The film opens in the setting of a colonial village in Africa: a white slave-master whips a group of identical slaves, and a chain gang of black men languish behind bars. The only free person of color is the priest, and we are tipped off to his corruption by the fact that he, too, is morbidly obese. Indeed, he doesn’t only share the visible and biological signs (whiteness, corpulence) that Soviet animators seem to link to corruption and greed, but takes part actively in the oppression machinery. Notably, the viewer is witness to the white man paying him off (in pineapples, no less) so that he will preach to the indigenous population the value of colonial servitude. The viewer is also witness to revolt: “If you like your coffee with sugar”, one slave asks a “sugar king”, “why don’t you make the sugar yourself?”. The slave is imprisoned immediately.

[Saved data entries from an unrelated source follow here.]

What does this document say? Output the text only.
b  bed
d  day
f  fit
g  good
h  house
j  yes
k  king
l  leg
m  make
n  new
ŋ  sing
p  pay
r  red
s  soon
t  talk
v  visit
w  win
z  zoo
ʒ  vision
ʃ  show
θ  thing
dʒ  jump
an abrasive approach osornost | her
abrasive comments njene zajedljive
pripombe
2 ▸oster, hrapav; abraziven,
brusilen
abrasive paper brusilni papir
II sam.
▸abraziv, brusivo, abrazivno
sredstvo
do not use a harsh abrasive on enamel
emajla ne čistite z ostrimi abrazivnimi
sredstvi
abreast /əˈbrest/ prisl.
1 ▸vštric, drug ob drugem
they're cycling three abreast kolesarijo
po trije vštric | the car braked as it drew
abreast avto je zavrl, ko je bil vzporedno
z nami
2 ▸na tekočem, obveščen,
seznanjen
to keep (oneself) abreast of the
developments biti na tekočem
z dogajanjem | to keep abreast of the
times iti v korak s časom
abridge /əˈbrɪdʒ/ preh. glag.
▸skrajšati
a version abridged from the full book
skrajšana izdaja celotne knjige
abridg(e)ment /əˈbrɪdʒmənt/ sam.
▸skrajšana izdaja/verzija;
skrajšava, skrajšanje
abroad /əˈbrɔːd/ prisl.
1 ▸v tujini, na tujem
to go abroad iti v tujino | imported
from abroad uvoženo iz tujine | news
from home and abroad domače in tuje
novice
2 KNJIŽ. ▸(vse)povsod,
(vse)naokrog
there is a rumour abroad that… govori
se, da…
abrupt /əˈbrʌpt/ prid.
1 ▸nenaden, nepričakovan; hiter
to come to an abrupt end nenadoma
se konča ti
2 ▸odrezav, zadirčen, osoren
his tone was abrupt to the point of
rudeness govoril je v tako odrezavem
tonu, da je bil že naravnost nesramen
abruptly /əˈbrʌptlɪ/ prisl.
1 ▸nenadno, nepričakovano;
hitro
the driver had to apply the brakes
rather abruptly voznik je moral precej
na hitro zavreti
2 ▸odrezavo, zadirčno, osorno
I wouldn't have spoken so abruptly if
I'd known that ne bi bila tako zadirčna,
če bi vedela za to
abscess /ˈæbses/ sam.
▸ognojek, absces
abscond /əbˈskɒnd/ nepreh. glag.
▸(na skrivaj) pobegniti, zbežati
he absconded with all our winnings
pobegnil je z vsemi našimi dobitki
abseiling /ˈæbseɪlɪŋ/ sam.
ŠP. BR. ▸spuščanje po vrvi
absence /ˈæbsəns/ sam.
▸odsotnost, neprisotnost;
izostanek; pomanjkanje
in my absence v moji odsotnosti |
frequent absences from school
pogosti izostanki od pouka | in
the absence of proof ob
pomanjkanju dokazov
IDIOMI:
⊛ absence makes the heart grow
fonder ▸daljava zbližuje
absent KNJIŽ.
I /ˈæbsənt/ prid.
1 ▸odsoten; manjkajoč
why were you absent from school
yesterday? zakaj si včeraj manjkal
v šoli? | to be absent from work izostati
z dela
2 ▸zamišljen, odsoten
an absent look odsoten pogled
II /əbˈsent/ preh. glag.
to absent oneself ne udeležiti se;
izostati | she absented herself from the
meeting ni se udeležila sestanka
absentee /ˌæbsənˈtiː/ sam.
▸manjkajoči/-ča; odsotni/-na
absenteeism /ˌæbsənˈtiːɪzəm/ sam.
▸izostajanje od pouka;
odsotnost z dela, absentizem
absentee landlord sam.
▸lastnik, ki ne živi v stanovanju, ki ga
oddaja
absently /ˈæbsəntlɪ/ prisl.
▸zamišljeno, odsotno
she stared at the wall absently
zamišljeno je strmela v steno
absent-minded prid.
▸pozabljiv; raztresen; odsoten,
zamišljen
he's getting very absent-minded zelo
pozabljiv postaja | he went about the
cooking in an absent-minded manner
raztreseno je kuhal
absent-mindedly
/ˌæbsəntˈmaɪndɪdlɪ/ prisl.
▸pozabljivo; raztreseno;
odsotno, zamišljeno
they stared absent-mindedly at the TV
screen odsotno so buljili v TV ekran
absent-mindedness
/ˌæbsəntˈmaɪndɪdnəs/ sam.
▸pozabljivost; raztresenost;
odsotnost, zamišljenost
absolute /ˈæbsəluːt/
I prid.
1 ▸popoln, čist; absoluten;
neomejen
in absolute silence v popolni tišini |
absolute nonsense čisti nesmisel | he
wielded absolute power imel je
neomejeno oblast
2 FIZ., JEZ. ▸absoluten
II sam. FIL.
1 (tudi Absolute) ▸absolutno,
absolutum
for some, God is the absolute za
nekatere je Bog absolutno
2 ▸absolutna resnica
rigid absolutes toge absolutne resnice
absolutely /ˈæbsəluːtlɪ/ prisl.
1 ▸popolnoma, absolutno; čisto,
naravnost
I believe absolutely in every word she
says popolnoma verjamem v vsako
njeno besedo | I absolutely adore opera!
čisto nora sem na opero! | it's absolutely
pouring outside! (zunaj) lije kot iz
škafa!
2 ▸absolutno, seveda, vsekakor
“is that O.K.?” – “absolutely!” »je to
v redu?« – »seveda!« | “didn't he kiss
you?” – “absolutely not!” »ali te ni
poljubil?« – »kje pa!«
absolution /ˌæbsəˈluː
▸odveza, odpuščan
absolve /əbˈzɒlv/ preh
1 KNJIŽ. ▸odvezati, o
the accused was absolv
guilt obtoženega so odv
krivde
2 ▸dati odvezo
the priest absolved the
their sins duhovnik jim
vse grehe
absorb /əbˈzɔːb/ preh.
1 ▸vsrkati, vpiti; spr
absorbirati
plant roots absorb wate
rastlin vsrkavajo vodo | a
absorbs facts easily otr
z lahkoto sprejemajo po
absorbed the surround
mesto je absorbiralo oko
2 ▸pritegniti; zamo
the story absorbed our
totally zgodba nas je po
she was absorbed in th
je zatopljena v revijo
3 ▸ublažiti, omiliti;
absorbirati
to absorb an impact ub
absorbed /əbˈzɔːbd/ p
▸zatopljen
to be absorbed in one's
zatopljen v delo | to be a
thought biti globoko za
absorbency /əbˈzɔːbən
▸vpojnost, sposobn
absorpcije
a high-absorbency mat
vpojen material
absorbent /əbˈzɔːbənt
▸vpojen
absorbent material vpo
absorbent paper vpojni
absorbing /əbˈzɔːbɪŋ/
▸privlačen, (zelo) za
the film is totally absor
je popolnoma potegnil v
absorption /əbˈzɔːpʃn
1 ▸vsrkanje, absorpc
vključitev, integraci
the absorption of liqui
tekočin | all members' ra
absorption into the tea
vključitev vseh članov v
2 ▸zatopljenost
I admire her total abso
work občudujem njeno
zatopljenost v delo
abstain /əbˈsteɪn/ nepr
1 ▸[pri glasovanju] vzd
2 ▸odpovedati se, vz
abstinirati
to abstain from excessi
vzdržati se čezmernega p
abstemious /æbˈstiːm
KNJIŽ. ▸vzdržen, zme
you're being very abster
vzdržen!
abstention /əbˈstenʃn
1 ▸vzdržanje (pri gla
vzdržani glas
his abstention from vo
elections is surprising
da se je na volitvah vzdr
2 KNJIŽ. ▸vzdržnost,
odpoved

After a series of powerful images of oppression via artfully done black and white animation, the directors leave us with a simple message: “Poor negro, how was he to know that such questions must be addressed to the Comintern in Moscow?”

This naïvité sums up the complexity of race and politics that all of these filmmakers seem to struggle to express with limited means. If capitalism = fat = white = bad, then why have all the oppressed peoples (who are defined, by default, as anti-capitalist = thin = of color = good) not joined the brotherhood of the Soviet Union? Could the world possibly be more complex than a 12-minute film with no shades of gray?